Experiments were carried out with an IL6 ELISA kit (Boster), according to the manufacturer's procedure. Assays were repeated at least three times. Data shown are means±s.d. for representative experiments.

The cells were treated with TNFα for 4 hours before collection. Total RNA was extracted and reverse transcribed. Then, the cDNA were analyzed by Sinogenomax CO. The raw reads containing low-quality data were cleaned by removing those contain either a base of N or overhalf qualities below 20. Then, the resulting clean reads were mapped to the mouse mRNA sequences with TopHat software. The RPKM value, which is the normalized number of reads of each mRNA, was calculated and used as the expression level. Genes expressed differently between every two samples were analyzed by the DESeq R package using a cutoff of P<0.01. To study the relationship of the differentially expressed genes, the values of selected genes were submitted for cluster analysis by using Cluster3.0 and the heatmap was presented using Java Treeview.
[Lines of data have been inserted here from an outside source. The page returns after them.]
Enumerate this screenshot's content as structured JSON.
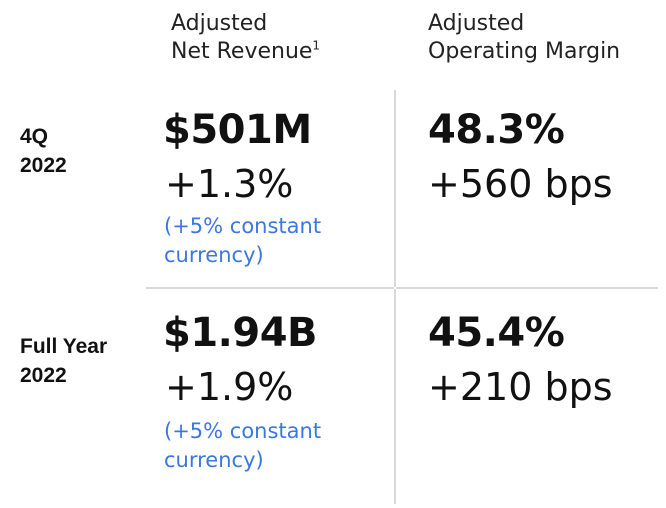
{
  "columns": {
    "revenue": {
      "line1": "Adjusted",
      "line2": "Net Revenue",
      "footnote": "1"
    },
    "margin": {
      "line1": "Adjusted",
      "line2": "Operating Margin"
    }
  },
  "rows": {
    "q4": {
      "label_line1": "4Q",
      "label_line2": "2022",
      "revenue_value": "$501M",
      "revenue_change": "+1.3%",
      "revenue_cc_line1": "(+5% constant",
      "revenue_cc_line2": "currency)",
      "margin_value": "48.3%",
      "margin_change": "+560 bps"
    },
    "full_year": {
      "label_line1": "Full Year",
      "label_line2": "2022",
      "revenue_value": "$1.94B",
      "revenue_change": "+1.9%",
      "revenue_cc_line1": "(+5% constant",
      "revenue_cc_line2": "currency)",
      "margin_value": "45.4%",
      "margin_change": "+210 bps"
    }
  },
  "colors": {
    "text": "#111111",
    "accent_blue": "#3a78e0",
    "divider": "#d9d9d9"
  }
}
We thank J. Hess (University of Pennsylvania) for wild-type, Mll1^−/− and F-Mll1 MEF cell lines, and our colleagues for discussions. Author contributions: Xiang Wang and Kun Zhu performed most of the experiments. Shangze Li, Runlei Du and Xiangdong Zhang made the 3F-MLL1 cell line. Anyuan Guo and Yifang Liao analyzed the data from the next-generation sequencing. Hong-bing Shu provided many reagents and contributed to writing the manuscript. Min Wu and Lianyun Li directed the project, conducted the experiments and wrote the manuscript.